De op te leggen straf is gegrond op de artikelen 22c, 22d, 47, 57 en 63 van het Wetboek van Strafrecht en artikel 11a van de Opiumwet.

8.Beslissing

De rechtbank komt op grond van het voorgaande tot de volgende beslissing.
Verklaart bewezen dat verdachte het ten laste gelegde heeft begaan zoals hiervoor in rubriek 4 is vermeld.
Verklaart niet bewezen wat aan verdachte meer of anders is ten laste gelegd dan hiervoor is bewezen verklaard en spreekt verdachte daarvan vrij.
Het bewezen verklaarde levert op:
ten aanzien van feit 1:
medeplegen van voorwerpen vervoeren en voorhanden hebben, waarvan hij weet of ernstige reden heeft te vermoeden dat zij bestemd zijn tot het plegen van een van de in artikel 11, derde en vijfde lid, van de Opiumwet strafbaar gestelde feiten.
ten aanzien van feit 2:
voorwerpen voorhanden hebben, waarvan hij weet of ernstige reden heeft te vermoeden dat zij bestemd zijn tot het plegen van een van de in artikel 11, derde en vijfde lid, van de Opiumwet strafbaar gestelde feiten.

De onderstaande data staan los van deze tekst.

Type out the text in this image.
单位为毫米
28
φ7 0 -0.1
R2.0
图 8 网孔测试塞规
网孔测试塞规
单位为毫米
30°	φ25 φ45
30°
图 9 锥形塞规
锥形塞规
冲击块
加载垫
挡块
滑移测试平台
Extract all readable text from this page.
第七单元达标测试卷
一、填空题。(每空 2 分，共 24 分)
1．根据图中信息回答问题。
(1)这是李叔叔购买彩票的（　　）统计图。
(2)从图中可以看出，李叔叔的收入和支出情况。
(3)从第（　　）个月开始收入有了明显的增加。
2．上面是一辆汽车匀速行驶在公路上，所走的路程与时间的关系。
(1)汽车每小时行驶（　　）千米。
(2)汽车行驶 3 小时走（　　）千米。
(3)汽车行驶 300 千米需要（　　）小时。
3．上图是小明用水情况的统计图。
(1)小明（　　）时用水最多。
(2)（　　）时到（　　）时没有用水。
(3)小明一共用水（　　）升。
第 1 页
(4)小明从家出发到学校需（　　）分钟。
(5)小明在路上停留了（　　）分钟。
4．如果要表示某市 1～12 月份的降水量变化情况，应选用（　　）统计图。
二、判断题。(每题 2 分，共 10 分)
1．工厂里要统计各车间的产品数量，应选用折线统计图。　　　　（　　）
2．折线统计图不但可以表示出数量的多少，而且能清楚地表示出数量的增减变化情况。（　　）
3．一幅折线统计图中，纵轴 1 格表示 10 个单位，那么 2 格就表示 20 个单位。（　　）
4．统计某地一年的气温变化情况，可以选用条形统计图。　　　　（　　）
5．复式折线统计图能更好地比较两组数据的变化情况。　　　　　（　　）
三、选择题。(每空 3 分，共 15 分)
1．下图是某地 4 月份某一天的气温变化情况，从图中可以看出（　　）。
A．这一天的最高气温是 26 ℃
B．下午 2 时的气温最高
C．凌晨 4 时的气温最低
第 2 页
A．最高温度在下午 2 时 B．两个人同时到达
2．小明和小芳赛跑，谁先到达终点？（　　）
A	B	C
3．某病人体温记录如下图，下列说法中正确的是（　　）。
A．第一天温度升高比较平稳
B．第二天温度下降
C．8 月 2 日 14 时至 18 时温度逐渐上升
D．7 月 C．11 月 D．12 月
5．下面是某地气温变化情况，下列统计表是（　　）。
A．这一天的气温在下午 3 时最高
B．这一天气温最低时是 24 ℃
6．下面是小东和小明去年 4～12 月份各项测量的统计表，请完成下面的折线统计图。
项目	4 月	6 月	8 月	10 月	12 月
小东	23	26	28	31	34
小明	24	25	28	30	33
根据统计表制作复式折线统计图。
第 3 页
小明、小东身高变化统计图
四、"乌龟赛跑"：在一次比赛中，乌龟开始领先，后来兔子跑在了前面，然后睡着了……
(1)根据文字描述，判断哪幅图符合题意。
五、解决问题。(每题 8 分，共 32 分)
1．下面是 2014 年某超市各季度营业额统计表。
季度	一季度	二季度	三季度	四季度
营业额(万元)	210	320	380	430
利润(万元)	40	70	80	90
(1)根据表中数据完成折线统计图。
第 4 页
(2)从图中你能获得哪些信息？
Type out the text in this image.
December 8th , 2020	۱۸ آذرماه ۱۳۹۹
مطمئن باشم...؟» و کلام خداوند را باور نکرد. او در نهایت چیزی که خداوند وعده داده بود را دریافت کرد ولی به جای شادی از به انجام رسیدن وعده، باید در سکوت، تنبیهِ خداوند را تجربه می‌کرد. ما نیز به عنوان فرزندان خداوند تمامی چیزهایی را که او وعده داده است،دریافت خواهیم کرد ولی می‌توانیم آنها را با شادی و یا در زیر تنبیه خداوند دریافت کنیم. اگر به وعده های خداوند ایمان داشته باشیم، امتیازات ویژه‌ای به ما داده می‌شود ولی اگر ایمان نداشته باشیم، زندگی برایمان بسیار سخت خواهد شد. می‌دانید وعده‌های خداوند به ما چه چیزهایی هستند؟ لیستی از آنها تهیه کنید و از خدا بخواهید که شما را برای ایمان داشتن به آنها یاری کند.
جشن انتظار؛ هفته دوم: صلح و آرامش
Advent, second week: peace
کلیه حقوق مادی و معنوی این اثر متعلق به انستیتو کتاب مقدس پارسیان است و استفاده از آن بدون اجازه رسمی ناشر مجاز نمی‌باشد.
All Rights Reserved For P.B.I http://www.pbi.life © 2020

Veroordeelt verdachte tot een
taakstrafbestaande uit het verrichten van onbetaalde arbeid van
140 (honderdveertig) uren,met bevel, voor het geval dat de verdachte de taakstraf niet naar behoren heeft verricht, dat vervangende hechtenis zal worden toegepast van 70 dagen, met bevel dat de tijd die door verdachte vóór de tenuitvoerlegging van deze uitspraak in verzekering is doorgebracht, bij de uitvoering van deze straf geheel in mindering zal worden gebracht naar de maatstaf van twee uren per dag.
Gelast de
teruggaveaan verdachte van de voorwerpen waarop strafvorderlijk beslag rust, met inachtneming van hetgeen onder punt 6 ten aanzien van het beslag is opgemerkt.
Dit vonnis is gewezen door
mr. P.L.C.M. Ficq, voorzitter,
mrs. R.C.J. Hamming en L. Dolfing, rechters,
in tegenwoordigheid van mr. S. Leenstra, griffier,
en uitgesproken op de openbare terechtzitting van deze rechtbank van 28 september 2018.